Mit speziell zugeschnittenen Kreativangeboten soll dies gelingen. „Im März beginnen wir mit einem Malkurs mit dem Kunstpädagogen und Sozialarbeiter Andreas Hett und einem Theater-Workshop in Kooperation mit T-Raum in Offenbach. Bis zu 15 Teilnehmer können in diesen Kursen jeweils mitmachen“, sagt Katharina Popp, die das Projekt zusammen mit Roos am Gesundheitsamt betreut. Die Kurse richten sich an Menschen aller Altersgruppen, wollen aber speziell Ältere ansprechen. „Denn sie leben besonders häufig in sozialer Isolation und haben oftmals weniger Zugang zu digitalen Angeboten als Jüngere“, weiß Popp.

Um ein Kultur-Rezept zu bekommen, kann man sich bis Mittwoch, 15. Februar 2023, per E-Mail an kulturrezept@stadt-frankfurt.de oder telefonisch an das Gesundheitsamt unter der Nummer (069)212-33129 wenden. Die Bewerbung beinhaltet das Ausfüllen eines speziellen Fragebogens, mit dessen Hilfe sich der Einsamkeitsgrad der Interessierten bestimmen lässt. Denn von dem Angebot sollen vor allem diejenigen profitieren, die sich einsam fühlen oder die in einer anderen Weise psychisch belastet sind.

„In einem nachfolgenden Gespräch wollen wir klären, ob unsere Kursangebote passen oder ob ein individuelles Angebot wie eine Führung mit einer Kulturbegleiterin oder ein Gutschein für einen Museumsbesuch besser zu der Bewerberin oder dem Bewerber passen. Alle, die sich bewerben, werden ein Kulturrezept bekommen“, erklärt Roos.

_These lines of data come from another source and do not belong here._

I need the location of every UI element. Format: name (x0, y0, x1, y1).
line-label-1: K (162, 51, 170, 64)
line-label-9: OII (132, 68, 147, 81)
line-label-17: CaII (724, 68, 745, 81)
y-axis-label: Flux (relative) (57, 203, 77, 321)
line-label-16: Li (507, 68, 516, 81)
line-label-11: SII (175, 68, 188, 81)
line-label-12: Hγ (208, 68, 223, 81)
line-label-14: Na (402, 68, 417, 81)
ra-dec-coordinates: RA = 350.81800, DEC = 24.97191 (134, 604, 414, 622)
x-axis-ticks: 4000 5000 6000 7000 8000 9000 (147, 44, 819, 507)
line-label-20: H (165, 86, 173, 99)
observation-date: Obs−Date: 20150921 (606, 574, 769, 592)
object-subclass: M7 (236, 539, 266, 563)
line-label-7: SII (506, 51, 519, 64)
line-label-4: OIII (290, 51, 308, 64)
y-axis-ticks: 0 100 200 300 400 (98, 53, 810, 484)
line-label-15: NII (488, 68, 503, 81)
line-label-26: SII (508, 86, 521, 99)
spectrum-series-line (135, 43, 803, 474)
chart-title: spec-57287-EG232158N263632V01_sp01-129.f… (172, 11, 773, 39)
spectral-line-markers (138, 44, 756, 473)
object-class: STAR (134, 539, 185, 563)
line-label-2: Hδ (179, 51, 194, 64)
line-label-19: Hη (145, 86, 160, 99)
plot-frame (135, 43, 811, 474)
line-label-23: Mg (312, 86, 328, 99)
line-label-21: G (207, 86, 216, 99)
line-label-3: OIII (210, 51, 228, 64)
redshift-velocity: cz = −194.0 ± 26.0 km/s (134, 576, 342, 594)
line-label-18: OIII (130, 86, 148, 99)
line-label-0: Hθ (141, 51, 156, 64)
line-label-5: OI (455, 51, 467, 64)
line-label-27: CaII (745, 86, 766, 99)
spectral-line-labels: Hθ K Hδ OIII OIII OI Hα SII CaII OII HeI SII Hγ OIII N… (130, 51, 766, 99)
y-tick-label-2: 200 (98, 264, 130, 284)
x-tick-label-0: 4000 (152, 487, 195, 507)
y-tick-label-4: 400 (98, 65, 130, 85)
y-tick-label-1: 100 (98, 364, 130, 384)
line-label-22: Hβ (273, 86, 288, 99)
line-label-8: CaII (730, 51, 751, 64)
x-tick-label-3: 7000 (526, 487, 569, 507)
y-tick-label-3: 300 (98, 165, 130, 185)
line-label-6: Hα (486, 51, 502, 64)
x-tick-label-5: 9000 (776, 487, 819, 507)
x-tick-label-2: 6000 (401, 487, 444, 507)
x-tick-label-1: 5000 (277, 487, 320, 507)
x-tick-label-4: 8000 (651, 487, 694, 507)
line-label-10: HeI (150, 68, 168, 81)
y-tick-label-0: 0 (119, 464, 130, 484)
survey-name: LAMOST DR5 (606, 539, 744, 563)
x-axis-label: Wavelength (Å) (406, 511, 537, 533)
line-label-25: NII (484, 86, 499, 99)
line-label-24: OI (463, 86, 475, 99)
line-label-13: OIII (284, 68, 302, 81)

Die Gespräche und Fragebögen dienen den Projektkoordinatorinnen und -koordinatoren auch dazu, nach Abschluss der beiden Kreativkurse zu erheben, inwieweit das Kulturrezept Wirkung zeigt – fühlen sich die Teilnehmenden noch immer einsam oder bestärkt sie das gemeinschaftliche Erlebnis, künftig eigenständig einen Kurs zu belegen oder sich einer Gruppe anzuschließen? Hat das Einsamkeitsgefühl nachgelassen und wirkt sich das Angebot auch auf andere Bereiche günstig aus? Mit den Erkenntnissen aus COPE wollen die Kooperationspartner mögliche positive Effekte belegen und neue Konzepte gegen Einsamkeit entwickeln.

Roos ist sich schon jetzt sicher: „Kunst schafft Erlebnisse, der Besuch eines Kurses erweitert die eigenen Kenntnisse. Und das erweist sich immer als positiv für die psychische Gesundheit.“
 
Informationen zu COPE
 „COPE – Culture On Prescription in Europe“ ist ein Gemeinschaftsprojekt des ISIS Institut für Soziale Infrastruktur, des Gesundheitsamts Frankfurts und Partnern in Dublin, Bukarest, Gouda, Lissabon und Brüssel. Es hat eine Laufzeit von 27 Monaten, welche sich bis zum 31. März 2024 erstreckt und wird vom Erasmus-Förderprogramm der Europäischen Union kofinanziert. Ziel des Projekts ist es, Menschen, die unter Einsamkeit leiden, zu unterstützen und gleichzeitig zu untersuchen, inwieweit Einsamkeit und sozialer Isolation durch neu entwickelte Kunst- und Kulturprogramme entgegengewirkt werden kann.